Full of Eastern promise

12 January 1998



Completion of one of the biggest dams in the Middle East is anticipated later this year. Alan George and Tim Woods Ballard examine the critical role the Bassel al Assad dam will play in Syria’s overall water policy.


FOLLOWING the tragic death of Syrian President Hafez al Assad’s eldest son in a car accident, the former Khabour dam was renamed the Martyr Bassel Hafez al Assad dam. Situated on the Khabour river, a tributary of the Euphrates in northeast Syria, this structure looks set to become one of the biggest dams ever constructed in the Middle East.

The origins of the project can be traced back to the 1970s, when studies and designs were first prepared by the Bulgarian firm Agrocomplect. However, progress was blocked due to the acute currency shortages that Syria experienced throughout the 1980s. Slowly, financial matters began to improve and, in 1995, Syria’s Irrigation Ministry was successful in securing funding from the Kuwait Fund for Arab Economic Development (KFAED). Britain’s Gibb Ltd was appointed to review the old Bulgarian designs and the firm was subsequently retained to provide assistance with construction supervision. The main construction contract is held by the state-owned RIMA company, and the Irrigation Ministry’s General Directorate for Tigris and the Khabour basin (GDTKB) is overseeing the scheme.

Major expansion

Located 25km south of the town of Hasakeh, the dam will store 605 million m3 of water in a 92.5km2 reservoir. Twenty metres high with a crest length of 5km, the dam will form part of a wider programme to develop the Khabour valley’s agricultural wealth; permitting a major expansion of irrigation.

During construction, a particular problem of the site has been the prevalence of soils and bedrock with a high gypsum content. Such materials dissolve in water, which has caused subsidence at some other irrigation schemes in the Euphrates basin. To rectify this all materials with a gypsum content exceeding five per cent were excavated; a task which was completed in mid 1996.

The dam itself has a central core of clay with gravel shoulders. Beneath the core a 30m deep cement/bentonite wall has been built to reduce seepage. On the right abutment, the dam has been extended for a further 3km in the form of a clay-filled cut-off trench intercepting gypsiferous foundation rocks.

Completion

Final completion of the dam is anticipated some time this year. At the present time, the main embankment is almost at its full height, and construction of the low-level outlet works has been completed. The higher level works are undergoing final commissioning, as are the water intake structures for the main irrigation canals. (Each of these will be served by a pumping station to feed water to two high-level canals.) Construction of the spillway weir (located on the dam’s left flank), a downstream channel and the stilling basin are all essentially complete.
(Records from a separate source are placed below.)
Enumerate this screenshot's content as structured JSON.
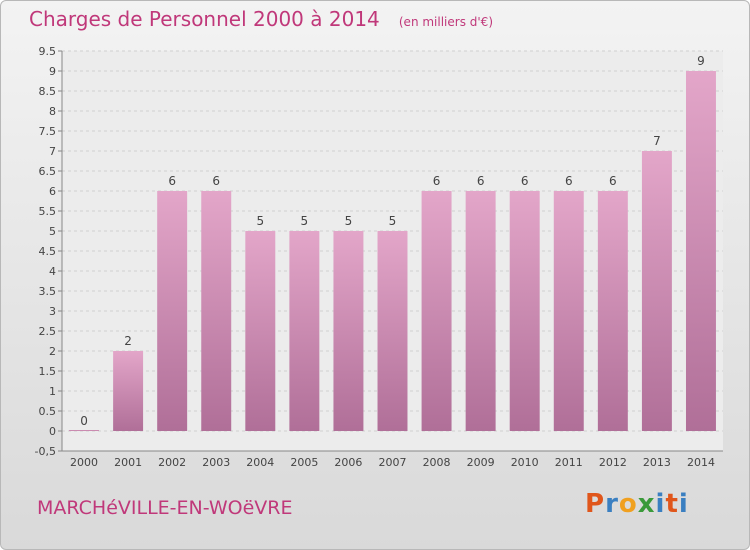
{
  "header": {
    "title": "Charges de Personnel 2000 à 2014",
    "unit": "(en milliers d'€)"
  },
  "footer": {
    "commune": "MARCHéVILLE-EN-WOëVRE",
    "logo": {
      "letters": [
        "P",
        "r",
        "o",
        "x",
        "i",
        "t",
        "i"
      ],
      "colors": [
        "#e0561b",
        "#3a7fc1",
        "#f0a020",
        "#3a9a3a",
        "#3a7fc1",
        "#e0561b",
        "#3a7fc1"
      ]
    }
  },
  "chart_data": {
    "type": "bar",
    "categories": [
      "2000",
      "2001",
      "2002",
      "2003",
      "2004",
      "2005",
      "2006",
      "2007",
      "2008",
      "2009",
      "2010",
      "2011",
      "2012",
      "2013",
      "2014"
    ],
    "values": [
      0,
      2,
      6,
      6,
      5,
      5,
      5,
      5,
      6,
      6,
      6,
      6,
      6,
      7,
      9
    ],
    "ylim": [
      -0.5,
      9.5
    ],
    "yticks": [
      "-0,5",
      "0",
      "0.5",
      "1",
      "1.5",
      "2",
      "2.5",
      "3",
      "3.5",
      "4",
      "4.5",
      "5",
      "5.5",
      "6",
      "6.5",
      "7",
      "7.5",
      "8",
      "8.5",
      "9",
      "9.5"
    ],
    "ytick_values": [
      -0.5,
      0,
      0.5,
      1,
      1.5,
      2,
      2.5,
      3,
      3.5,
      4,
      4.5,
      5,
      5.5,
      6,
      6.5,
      7,
      7.5,
      8,
      8.5,
      9,
      9.5
    ],
    "grid": true,
    "colors": {
      "bar_top": "#e3a6c9",
      "bar_bottom": "#b06f98",
      "title": "#c0387a"
    }
  }
}
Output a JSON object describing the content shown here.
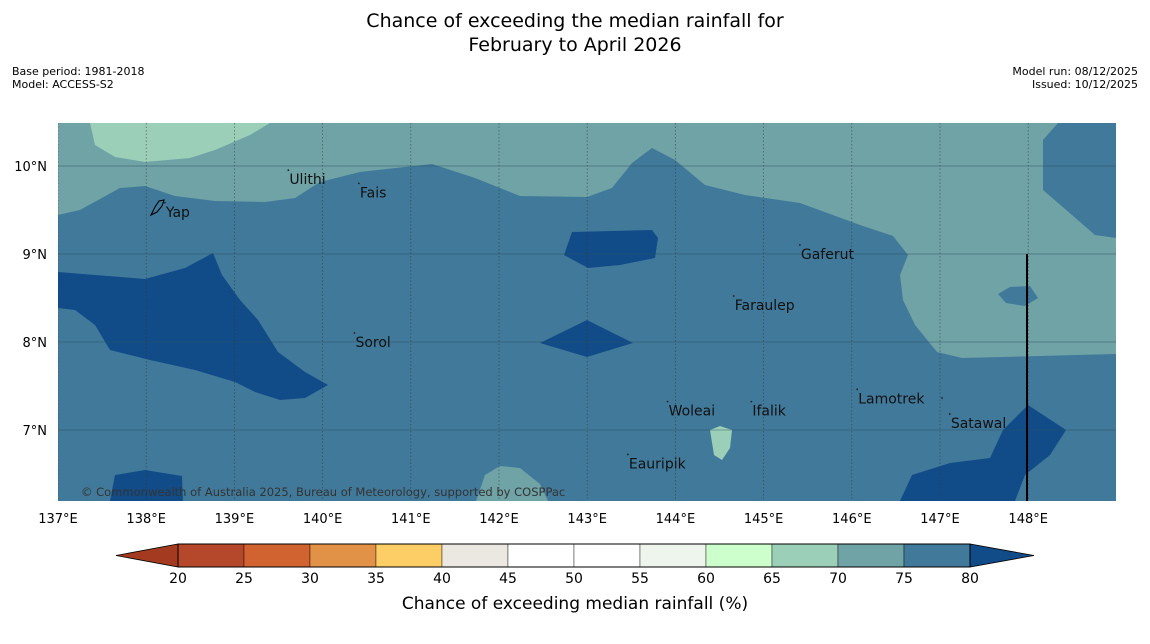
{
  "title": {
    "line1": "Chance of exceeding the median rainfall for",
    "line2": "February to April 2026"
  },
  "meta": {
    "base_period": "Base period: 1981-2018",
    "model": "Model: ACCESS-S2",
    "model_run": "Model run: 08/12/2025",
    "issued": "Issued: 10/12/2025"
  },
  "map": {
    "lon_range": [
      137,
      149
    ],
    "lat_range": [
      6.2,
      10.5
    ],
    "lon_ticks": [
      "137°E",
      "138°E",
      "139°E",
      "140°E",
      "141°E",
      "142°E",
      "143°E",
      "144°E",
      "145°E",
      "146°E",
      "147°E",
      "148°E"
    ],
    "lat_ticks": [
      "10°N",
      "9°N",
      "8°N",
      "7°N"
    ],
    "places": [
      {
        "name": "Ulithi",
        "lon": 139.6,
        "lat": 9.85
      },
      {
        "name": "Fais",
        "lon": 140.4,
        "lat": 9.7
      },
      {
        "name": "Yap",
        "lon": 138.2,
        "lat": 9.48
      },
      {
        "name": "Gaferut",
        "lon": 145.4,
        "lat": 9.0
      },
      {
        "name": "Faraulep",
        "lon": 144.65,
        "lat": 8.42
      },
      {
        "name": "Sorol",
        "lon": 140.35,
        "lat": 8.0
      },
      {
        "name": "Woleai",
        "lon": 143.9,
        "lat": 7.22
      },
      {
        "name": "Ifalik",
        "lon": 144.85,
        "lat": 7.22
      },
      {
        "name": "Lamotrek",
        "lon": 146.05,
        "lat": 7.36
      },
      {
        "name": "Satawal",
        "lon": 147.1,
        "lat": 7.08
      },
      {
        "name": "Eauripik",
        "lon": 143.45,
        "lat": 6.62
      }
    ],
    "copyright": "© Commonwealth of Australia 2025, Bureau of Meteorology, supported by COSPPac"
  },
  "colorbar": {
    "ticks": [
      "20",
      "25",
      "30",
      "35",
      "40",
      "45",
      "50",
      "55",
      "60",
      "65",
      "70",
      "75",
      "80"
    ],
    "colors": [
      "#b5482a",
      "#d0632f",
      "#e29246",
      "#fdcd66",
      "#ebe7e1",
      "#ffffff",
      "#ffffff",
      "#eef5ec",
      "#ccffcc",
      "#9ccfb7",
      "#6fa3a6",
      "#41799a"
    ],
    "under_color": "#a43b20",
    "over_color": "#124c88",
    "label": "Chance of exceeding median rainfall (%)"
  },
  "colors": {
    "band_60_65": "#ccffcc",
    "band_65_70": "#9ccfb7",
    "band_70_75": "#6fa3a6",
    "band_75_80": "#41799a",
    "band_over_80": "#124c88"
  }
}
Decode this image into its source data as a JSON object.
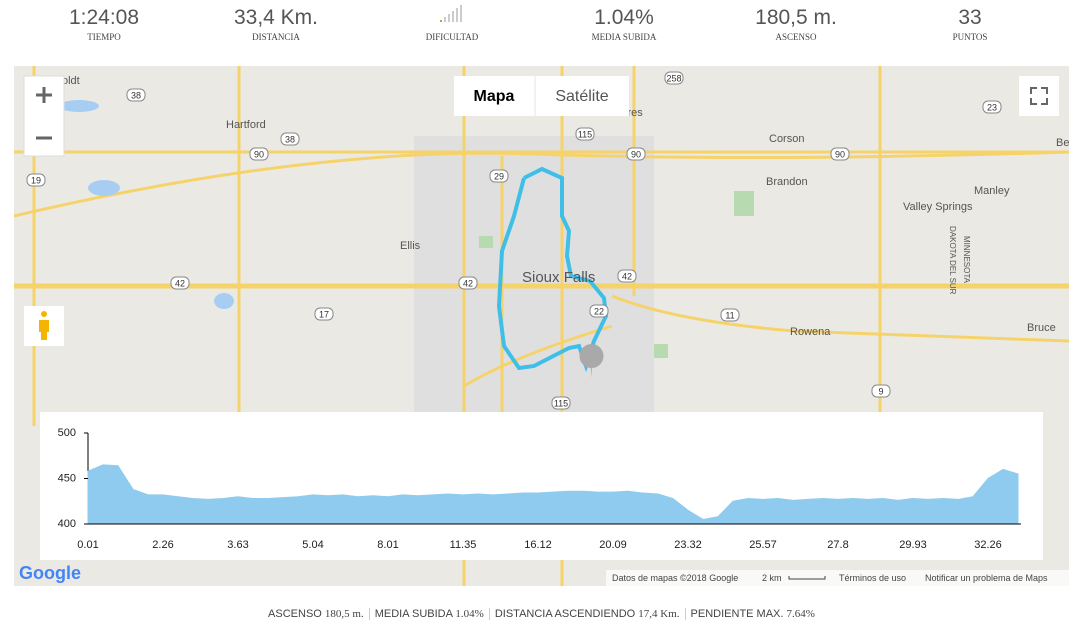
{
  "stats": [
    {
      "value": "1:24:08",
      "label": "TIEMPO"
    },
    {
      "value": "33,4 Km.",
      "label": "DISTANCIA"
    },
    {
      "label": "DIFICULTAD"
    },
    {
      "value": "1.04%",
      "label": "MEDIA SUBIDA"
    },
    {
      "value": "180,5 m.",
      "label": "ASCENSO"
    },
    {
      "value": "33",
      "label": "PUNTOS"
    }
  ],
  "map": {
    "tabs": [
      "Mapa",
      "Satélite"
    ],
    "places": [
      "oldt",
      "Hartford",
      "Ellis",
      "Sioux Falls",
      "Corson",
      "Brandon",
      "Manley",
      "Valley Springs",
      "Rowena",
      "Bruce",
      "Be",
      "cres",
      "MINNESOTA",
      "DAKOTA DEL SUR"
    ],
    "shields": [
      "38",
      "38",
      "19",
      "42",
      "42",
      "17",
      "42",
      "258",
      "115",
      "90",
      "90",
      "90",
      "29",
      "11",
      "9",
      "23",
      "115",
      "22"
    ],
    "logo": "Google",
    "attribution": [
      "Datos de mapas ©2018 Google",
      "2 km",
      "Términos de uso",
      "Notificar un problema de Maps"
    ]
  },
  "chart_data": {
    "type": "area",
    "color": "#8ecbee",
    "categories": [
      "0.01",
      null,
      null,
      null,
      null,
      "2.26",
      null,
      null,
      null,
      null,
      "3.63",
      null,
      null,
      null,
      null,
      "5.04",
      null,
      null,
      null,
      null,
      "8.01",
      null,
      null,
      null,
      null,
      "11.35",
      null,
      null,
      null,
      null,
      "16.12",
      null,
      null,
      null,
      null,
      "20.09",
      null,
      null,
      null,
      null,
      "23.32",
      null,
      null,
      null,
      null,
      "25.57",
      null,
      null,
      null,
      null,
      "27.8",
      null,
      null,
      null,
      null,
      "29.93",
      null,
      null,
      null,
      null,
      "32.26",
      null,
      null
    ],
    "values": [
      458,
      465,
      464,
      438,
      432,
      432,
      430,
      428,
      427,
      428,
      430,
      428,
      428,
      429,
      430,
      432,
      431,
      432,
      430,
      431,
      430,
      432,
      431,
      432,
      433,
      432,
      433,
      432,
      433,
      434,
      434,
      435,
      436,
      436,
      435,
      435,
      436,
      434,
      433,
      428,
      415,
      405,
      408,
      425,
      428,
      427,
      428,
      426,
      427,
      428,
      427,
      428,
      427,
      428,
      426,
      428,
      427,
      428,
      427,
      430,
      450,
      460,
      455
    ],
    "ylim": [
      400,
      500
    ],
    "yticks": [
      400,
      450,
      500
    ],
    "grid": false
  },
  "footer": [
    {
      "label": "ASCENSO",
      "value": "180,5 m."
    },
    {
      "label": "MEDIA SUBIDA",
      "value": "1.04%"
    },
    {
      "label": "DISTANCIA ASCENDIENDO",
      "value": "17,4 Km."
    },
    {
      "label": "PENDIENTE MAX.",
      "value": "7.64%"
    }
  ]
}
Although not entirely finished, the dam is already partially in use. During the 1996-7 winter about 50 million m3 of water was impounded. As the Khabour’s level was significantly below normal during the spring and summer of 1997, the impounded water proved to be of critical significance to farmers downstream of the dam, GDTKB’s head engineer, Adnan Merza, said.

When full, the reservoir will inundate about 8200ha of agricultural land, of which about one-quarter is presently irrigated by pumping from the river while the rest is rain-fed. About 30 000 people living in the area will be resettled immediately into new locations, supplied with all services and compensated for the loss of their houses and agricultural produce. Main roads on either side of the valley meanwhile will need realigning to take them beyond the inundated area.

Critical element

Bids are expected soon relating to the development of farmland to be irrigated from the dam. Presently, these areas, extending to the town of Sur in Deir az Zor Governorate, are cultivated using water pumped directly from the river and from wells, but both sources are unreliable and can sometimes be of poor quality.

After a difficult period, during which hard currency shortages forced Syria to delay badly-needed development schemes, agriculture in the Khabour valley is at last being brought closer to its potential. This dam comes at a fortuitous time, just when flows in all Syria’s most important rivers are falling. This is due to increased rates of abstraction in Syria and, in the case of the Euphrates, Tigris and Khabour, increased water use by Turkey, when the river levels rise.

Ultimately, the Bassel al Assad dam will prove to be a critical element in Syria’s overall water balance.